Both Bentham and Fuller rely on a metric of economic utilitarianism for the well being of living things. This presumes that health and wealth as equally distributed as possible would bring the optimal happiness or ‘success’ to humanity and other sentient beings. There is now ample evidence that after attaining a modest amount of health and economic stability, friendly social relationships and working for a worthy purpose are more important than anything else for happiness or well being. Nietzsche claimed humans can put up with any "what" for the right "why". Similarly, Viktor Frankl affirmed that happiness does not derive from contentment, but from continual striving for a purpose worthy of the human spirit.
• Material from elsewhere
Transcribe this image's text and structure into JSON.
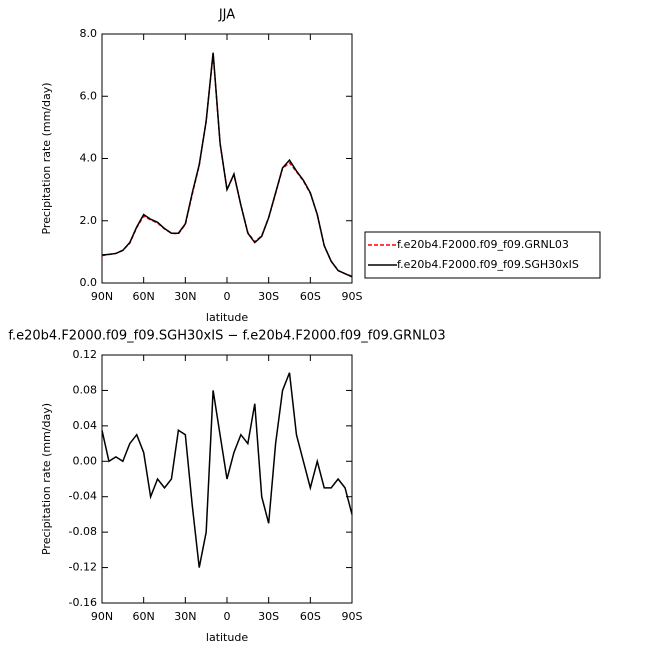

This orientation toward worthy purpose has traditionally been provided on a micro level by loving social relationships and on a macro level by religious or ideological ultimate goals. The social and ideological blend in this respect: we desire the spiritual well being of those we love. If our loved ones are in danger of losing their souls to evil cultural influences, then we feel responsible to eliminate those influences. When there are conflicts over what is good and bad for the soul, these create serious problems for a society.
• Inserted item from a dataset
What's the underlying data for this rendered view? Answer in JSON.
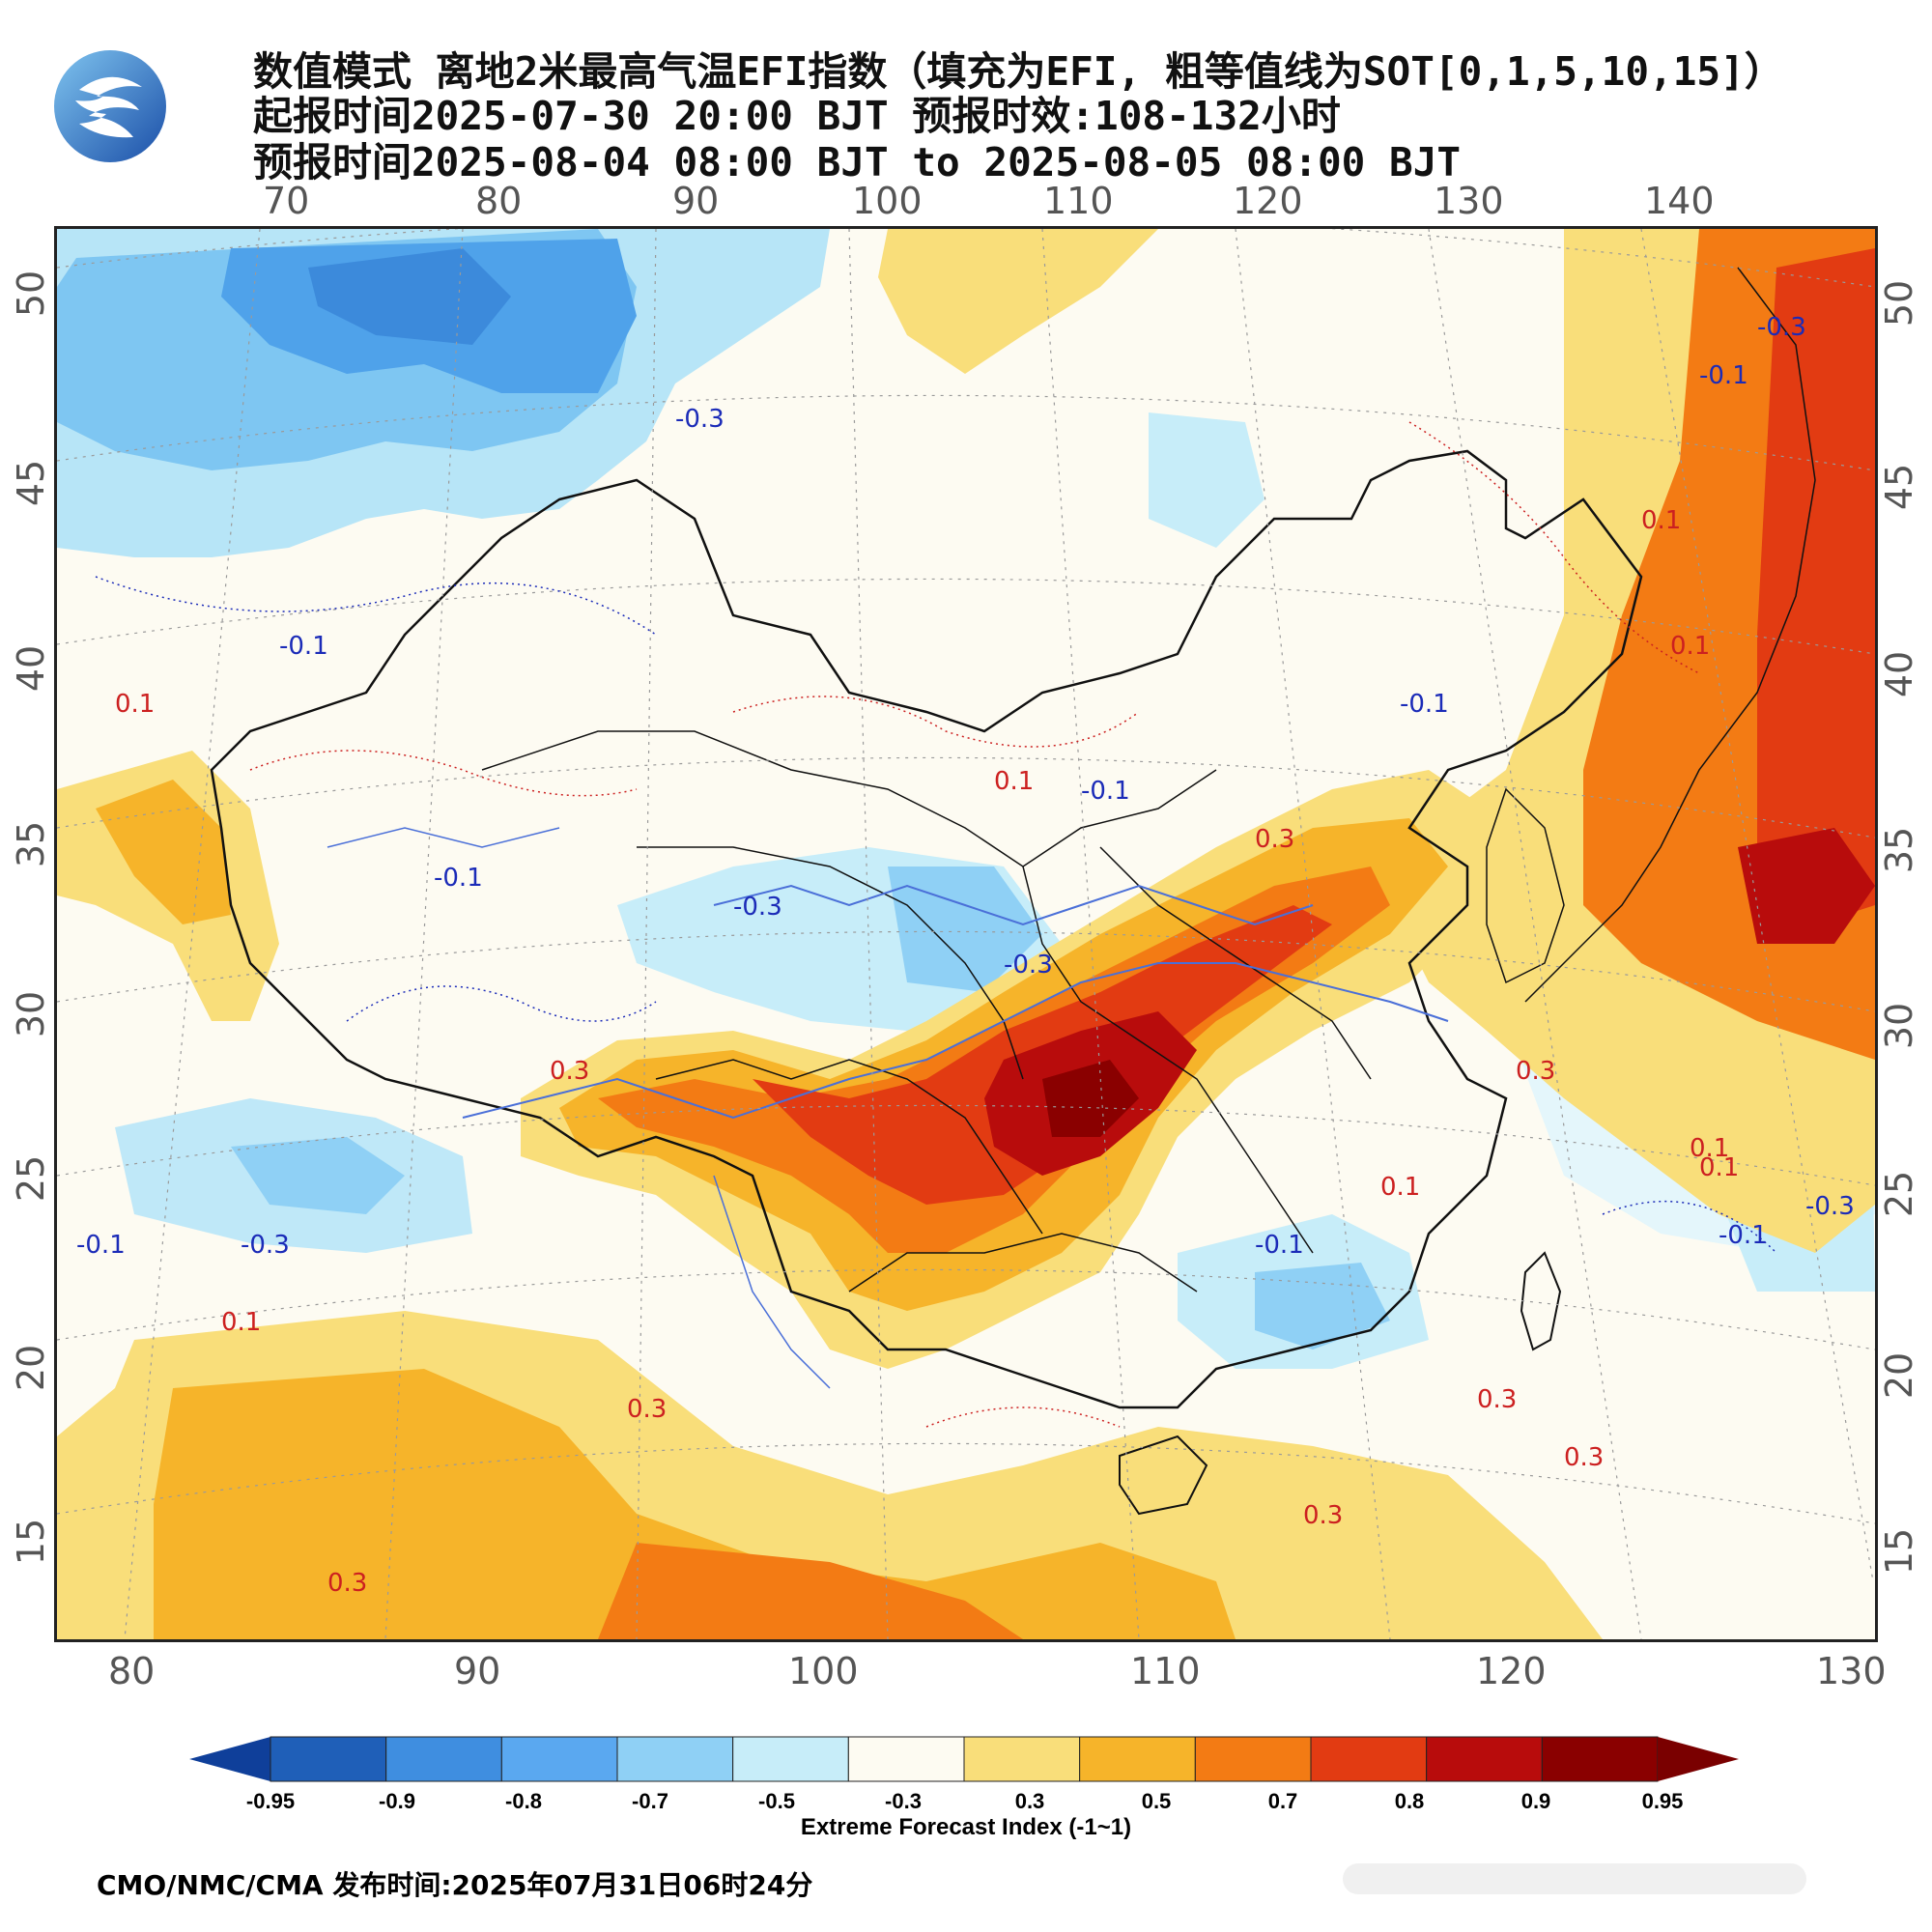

The optimum social or spiritual happiness or good cannot be measured in strict economic terms. Indeed, in a diverse society people who define the good by different cultural or religious ‘values’ will often be in conflict with each other over the means as well as ends of attaining happiness in this world and beyond. In other words, Bucky’s noble goal of spontaneous cooperation without ecological offense or the disadvantage of anyone might be achieved on a strict economic metric, but not by social or ideological measures—which matter more to most people than economics.
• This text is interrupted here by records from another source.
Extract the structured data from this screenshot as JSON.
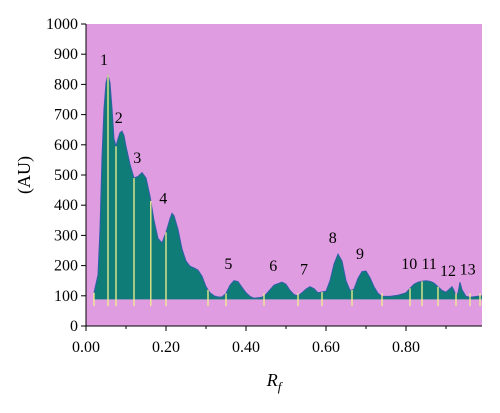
{
  "chart_data": {
    "type": "area",
    "title": "",
    "xlabel_main": "R",
    "xlabel_sub": "f",
    "ylabel": "(AU)",
    "xlim": [
      0,
      0.99
    ],
    "ylim": [
      0,
      1000
    ],
    "x_ticks": [
      "0.00",
      "0.20",
      "0.40",
      "0.60",
      "0.80"
    ],
    "x_tick_values": [
      0,
      0.2,
      0.4,
      0.6,
      0.8
    ],
    "y_ticks": [
      "0",
      "100",
      "200",
      "300",
      "400",
      "500",
      "600",
      "700",
      "800",
      "900",
      "1000"
    ],
    "y_tick_values": [
      0,
      100,
      200,
      300,
      400,
      500,
      600,
      700,
      800,
      900,
      1000
    ],
    "baseline": 88,
    "plot_background": "#DF9CE0",
    "fill_color": "#0F7C78",
    "line_color": "#2F5FA8",
    "marker_color": "#F4F08A",
    "profile": [
      [
        0.02,
        110
      ],
      [
        0.03,
        170
      ],
      [
        0.035,
        320
      ],
      [
        0.04,
        560
      ],
      [
        0.045,
        720
      ],
      [
        0.05,
        805
      ],
      [
        0.055,
        832
      ],
      [
        0.06,
        805
      ],
      [
        0.065,
        720
      ],
      [
        0.07,
        620
      ],
      [
        0.075,
        595
      ],
      [
        0.08,
        620
      ],
      [
        0.085,
        640
      ],
      [
        0.09,
        645
      ],
      [
        0.095,
        630
      ],
      [
        0.1,
        595
      ],
      [
        0.11,
        535
      ],
      [
        0.12,
        490
      ],
      [
        0.13,
        495
      ],
      [
        0.14,
        508
      ],
      [
        0.15,
        490
      ],
      [
        0.16,
        430
      ],
      [
        0.17,
        350
      ],
      [
        0.18,
        290
      ],
      [
        0.19,
        275
      ],
      [
        0.2,
        310
      ],
      [
        0.21,
        355
      ],
      [
        0.215,
        373
      ],
      [
        0.22,
        365
      ],
      [
        0.23,
        320
      ],
      [
        0.24,
        255
      ],
      [
        0.25,
        215
      ],
      [
        0.26,
        198
      ],
      [
        0.27,
        192
      ],
      [
        0.28,
        185
      ],
      [
        0.29,
        165
      ],
      [
        0.3,
        130
      ],
      [
        0.31,
        110
      ],
      [
        0.32,
        100
      ],
      [
        0.33,
        96
      ],
      [
        0.34,
        96
      ],
      [
        0.35,
        108
      ],
      [
        0.36,
        135
      ],
      [
        0.37,
        150
      ],
      [
        0.38,
        147
      ],
      [
        0.39,
        128
      ],
      [
        0.4,
        110
      ],
      [
        0.41,
        98
      ],
      [
        0.42,
        92
      ],
      [
        0.44,
        95
      ],
      [
        0.45,
        105
      ],
      [
        0.47,
        135
      ],
      [
        0.49,
        145
      ],
      [
        0.5,
        138
      ],
      [
        0.51,
        118
      ],
      [
        0.52,
        104
      ],
      [
        0.53,
        100
      ],
      [
        0.54,
        110
      ],
      [
        0.55,
        122
      ],
      [
        0.56,
        130
      ],
      [
        0.57,
        124
      ],
      [
        0.58,
        110
      ],
      [
        0.6,
        115
      ],
      [
        0.61,
        150
      ],
      [
        0.62,
        205
      ],
      [
        0.63,
        238
      ],
      [
        0.64,
        215
      ],
      [
        0.65,
        150
      ],
      [
        0.66,
        118
      ],
      [
        0.67,
        122
      ],
      [
        0.68,
        158
      ],
      [
        0.69,
        180
      ],
      [
        0.7,
        182
      ],
      [
        0.71,
        160
      ],
      [
        0.72,
        130
      ],
      [
        0.73,
        108
      ],
      [
        0.74,
        98
      ],
      [
        0.76,
        98
      ],
      [
        0.78,
        102
      ],
      [
        0.8,
        110
      ],
      [
        0.81,
        125
      ],
      [
        0.82,
        138
      ],
      [
        0.83,
        145
      ],
      [
        0.84,
        148
      ],
      [
        0.85,
        150
      ],
      [
        0.86,
        148
      ],
      [
        0.87,
        142
      ],
      [
        0.88,
        130
      ],
      [
        0.89,
        118
      ],
      [
        0.9,
        112
      ],
      [
        0.91,
        124
      ],
      [
        0.915,
        130
      ],
      [
        0.92,
        118
      ],
      [
        0.925,
        100
      ],
      [
        0.93,
        110
      ],
      [
        0.935,
        145
      ],
      [
        0.94,
        120
      ],
      [
        0.95,
        98
      ],
      [
        0.96,
        95
      ],
      [
        0.99,
        100
      ]
    ],
    "marker_x": [
      0.02,
      0.055,
      0.075,
      0.12,
      0.162,
      0.2,
      0.305,
      0.35,
      0.445,
      0.53,
      0.59,
      0.665,
      0.74,
      0.81,
      0.84,
      0.88,
      0.925,
      0.96,
      0.985
    ],
    "peaks": [
      {
        "label": "1",
        "x": 0.045,
        "y": 865
      },
      {
        "label": "2",
        "x": 0.082,
        "y": 672
      },
      {
        "label": "3",
        "x": 0.128,
        "y": 540
      },
      {
        "label": "4",
        "x": 0.193,
        "y": 405
      },
      {
        "label": "5",
        "x": 0.356,
        "y": 188
      },
      {
        "label": "6",
        "x": 0.468,
        "y": 182
      },
      {
        "label": "7",
        "x": 0.545,
        "y": 170
      },
      {
        "label": "8",
        "x": 0.617,
        "y": 275
      },
      {
        "label": "9",
        "x": 0.685,
        "y": 222
      },
      {
        "label": "10",
        "x": 0.808,
        "y": 188
      },
      {
        "label": "11",
        "x": 0.858,
        "y": 188
      },
      {
        "label": "12",
        "x": 0.905,
        "y": 165
      },
      {
        "label": "13",
        "x": 0.954,
        "y": 170
      }
    ]
  }
}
The way to attain the optimal benefit is to never achieve it once and for all. Instead we must encourage a continual contest of persuasion over what that optimal benefit might be and how to attain it. We already have a practical social scheme to accomplish this that was implemented 375 years ago, becoming the foundation of what was to be called the American experiment.

In 1640 in Providence (today Rhode Island), Roger Williams, a religious zealot and colonizer, observed that a society is like a very large ship on which a diverse crew must work together but without agreement on the ultimate destination of the voyage. He noted that usually the majority of the crew tries to coerce the minority to drive the ship in one direction instead of another. However, because rather frequent shifts occur in the make-up of any social majority, any members of the majority could find themselves, at another time, in the minority. So the tentative majority should never offend the fellowship of tentative minority, but always try to accommodate its desire for counter-advocacy. No attempt to silence or coerce the minority would succeed in the long run as resentment would inevitably lead to revolution. This condition of continual acquiescence to both co-resistance and collaboration is inevitably tense and inefficient. It requires mutual respect, good will, and patience as the ship of society zig-zags an uncertain course through the sea. This means the crew must expect to keep the ship functional with passengers who respectfully and constantly argue over their correct course and destination.

Let’s play Bucky’s World Game now and forever as trustworthy rival contestants for the most persuasive vision of what should be next and why. Let’s go beyond economic metrics alone to measure and contest our deepest reasons for living in our quest for the optimal benefit for all.